Qualquer um de nós sabe que a prescrição errada de um medicamento, ou uma dosagem fora do aceitável, em muitos casos ao invés de fazer bem pode até matar um paciente. Não é segredo que às vezes os efeitos colaterais de um remédio são mais nocivos do que a própria doença que ele se propõe tratar. Com certeza todos nós estamos torcendo para que logo apareça uma vacina ou um remédio que cure as pessoas com Covid. Se for a cloroquina, ótimo! Ela é de baixo custo, genérico, acessível a todos. Mas se todos nós estamos torcendo pela cura da Covid, por que dois médicos abriram mão do prestigioso cargo de ministro da saúde para não endossarem o uso ampliado da cloroquina ou da hidroxicloroquina no tratamento da doença?
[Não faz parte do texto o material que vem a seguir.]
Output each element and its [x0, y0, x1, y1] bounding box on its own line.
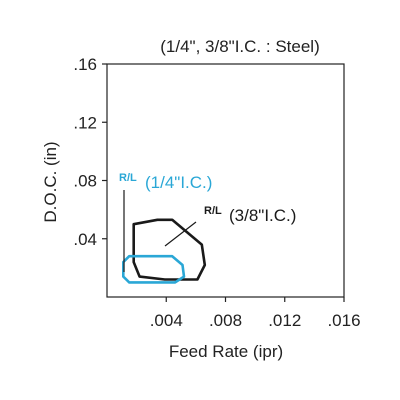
y-tick-label: .08	[73, 172, 97, 191]
x-axis-label: Feed Rate (ipr)	[169, 342, 283, 361]
y-axis: .04 .08 .12 .16	[73, 55, 107, 249]
x-axis: .004 .008 .012 .016	[150, 297, 361, 330]
rl-marker-3-8: R/L	[204, 205, 222, 217]
region-3-8-ic	[132, 218, 207, 281]
leader-line-3-8	[164, 221, 197, 247]
y-tick-label: .16	[73, 55, 97, 74]
plot-frame	[106, 63, 345, 298]
chart-title: (1/4", 3/8"I.C. : Steel)	[160, 37, 319, 56]
data-regions	[122, 218, 207, 284]
x-tick-label: .004	[150, 311, 183, 330]
x-tick-label: .016	[327, 311, 360, 330]
annotation-3-8-ic: (3/8"I.C.)	[229, 206, 296, 225]
annotation-1-4-ic: (1/4"I.C.)	[145, 173, 212, 192]
x-tick-label: .008	[209, 311, 242, 330]
y-tick-label: .04	[73, 230, 97, 249]
annotations: R/L (3/8"I.C.) R/L (1/4"I.C.)	[119, 172, 296, 272]
region-1-4-ic	[122, 254, 186, 284]
rl-marker-1-4: R/L	[119, 172, 137, 184]
x-tick-label: .012	[268, 311, 301, 330]
y-axis-label: D.O.C. (in)	[41, 141, 60, 222]
y-tick-label: .12	[73, 113, 97, 132]
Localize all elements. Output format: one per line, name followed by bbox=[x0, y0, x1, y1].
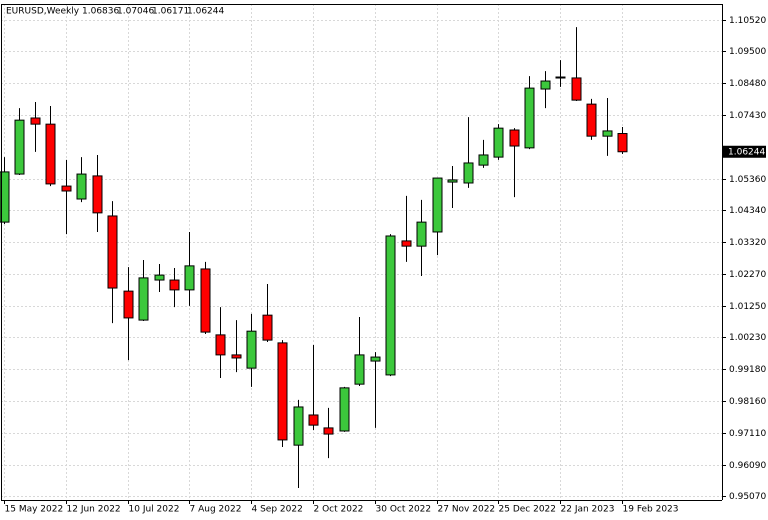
candle-body bbox=[617, 133, 628, 153]
candle-body bbox=[509, 129, 520, 147]
candle-body bbox=[45, 123, 56, 185]
candle-body bbox=[463, 162, 474, 184]
candle-body bbox=[524, 87, 535, 149]
candle-body bbox=[555, 76, 566, 79]
candle-body bbox=[154, 274, 165, 281]
x-tick-label: 25 Dec 2022 bbox=[499, 505, 557, 515]
candle-body bbox=[339, 387, 350, 432]
header-low: 1.06171 bbox=[152, 7, 189, 17]
header-open: 1.06836 bbox=[82, 7, 119, 17]
last-price-label: 1.06244 bbox=[728, 147, 765, 157]
x-tick-label: 15 May 2022 bbox=[5, 505, 64, 515]
last-price-box bbox=[722, 145, 766, 158]
candle-body bbox=[107, 215, 118, 289]
x-tick-label: 19 Feb 2023 bbox=[623, 505, 679, 515]
candle-body bbox=[184, 265, 195, 291]
candle-body bbox=[0, 171, 10, 223]
y-tick-label: 1.01250 bbox=[729, 302, 766, 312]
candle-body bbox=[571, 77, 582, 101]
x-tick-label: 4 Sep 2022 bbox=[252, 505, 303, 515]
y-tick-label: 0.97110 bbox=[729, 429, 766, 439]
candle-body bbox=[540, 80, 551, 90]
candle-body bbox=[30, 117, 41, 125]
x-tick-label: 27 Nov 2022 bbox=[438, 505, 496, 515]
candle-body bbox=[215, 334, 226, 356]
candle-body bbox=[385, 235, 396, 376]
y-tick-label: 0.98160 bbox=[729, 397, 766, 407]
header-high: 1.07046 bbox=[117, 7, 154, 17]
candle-body bbox=[169, 279, 180, 291]
x-tick-label: 10 Jul 2022 bbox=[129, 505, 180, 515]
y-tick-label: 1.07430 bbox=[729, 111, 766, 121]
candle-body bbox=[277, 342, 288, 441]
x-tick-label: 30 Oct 2022 bbox=[376, 505, 432, 515]
candle-body bbox=[14, 119, 25, 175]
x-tick-label: 22 Jan 2023 bbox=[561, 505, 615, 515]
candle-body bbox=[123, 290, 134, 319]
candle-body bbox=[246, 330, 257, 369]
candle-body bbox=[138, 277, 149, 321]
header-close: 1.06244 bbox=[187, 7, 224, 17]
candle-body bbox=[308, 414, 319, 426]
y-tick-label: 1.00230 bbox=[729, 333, 766, 343]
candle-body bbox=[92, 175, 103, 214]
candle-body bbox=[401, 240, 412, 247]
candle-body bbox=[416, 221, 427, 247]
axis-labels: 1.10520 1.09500 1.08480 1.07430 1.05360 1.043… bbox=[4, 16, 766, 515]
candles bbox=[0, 27, 628, 488]
candle-body bbox=[478, 154, 489, 166]
y-tick-label: 1.08480 bbox=[729, 79, 766, 89]
candle-body bbox=[432, 177, 443, 233]
y-tick-label: 0.99180 bbox=[729, 365, 766, 375]
candle-body bbox=[602, 130, 613, 137]
candle-body bbox=[293, 406, 304, 446]
symbol-title: EURUSD,Weekly bbox=[6, 7, 80, 17]
candle-body bbox=[231, 354, 242, 359]
candle-body bbox=[262, 314, 273, 341]
x-tick-label: 2 Oct 2022 bbox=[314, 505, 364, 515]
y-tick-label: 1.03320 bbox=[729, 238, 766, 248]
candle-body bbox=[323, 427, 334, 435]
y-tick-label: 0.96090 bbox=[729, 461, 766, 471]
header: EURUSD,Weekly 1.06836 1.07046 1.06171 1.… bbox=[6, 7, 224, 17]
y-tick-label: 1.04340 bbox=[729, 206, 766, 216]
candle-body bbox=[61, 185, 72, 192]
x-tick-label: 7 Aug 2022 bbox=[190, 505, 242, 515]
y-tick-label: 1.10520 bbox=[729, 16, 766, 26]
candle-body bbox=[586, 103, 597, 137]
candle-body bbox=[200, 268, 211, 333]
y-tick-label: 0.95070 bbox=[729, 492, 766, 502]
candle-body bbox=[447, 179, 458, 183]
y-tick-label: 1.02270 bbox=[729, 270, 766, 280]
x-tick-label: 12 Jun 2022 bbox=[67, 505, 121, 515]
candle-body bbox=[76, 173, 87, 200]
y-tick-label: 1.05360 bbox=[729, 175, 766, 185]
candle-body bbox=[354, 354, 365, 385]
y-tick-label: 1.09500 bbox=[729, 47, 766, 57]
candle-body bbox=[493, 127, 504, 158]
candle-body bbox=[370, 356, 381, 362]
Mandetta é médico, mas também é político. Alguns podem alegar que sua resistência à vontade presidencial foi motivada por ambições políticas. Mas Teich não é político. É um profissional médico bem-sucedido, inclusive no aspecto empresarial. Como revelou no discurso de despedida, queria ser ministro. Era mais ligado a Bolsonaro do que Mandetta — inclusive esteve envolvido na campanha presidencial. Por que ele se recusou a ampliar o protocolo de uso da cloroquina? Porque vários estudos internacionais ainda não atestaram a eficácia do medicamento. Li que antes de pedir demissão ele consultou alguns hospitais para se atualizar sobre o tema. Sua negativa talvez se deva ao cuidado com sua carreira profissional, ou à preocupação com vidas humanas. Porque médicos lidam com vidas, quase sempre estranhas para eles, mas que significam muito para aqueles que as cercam.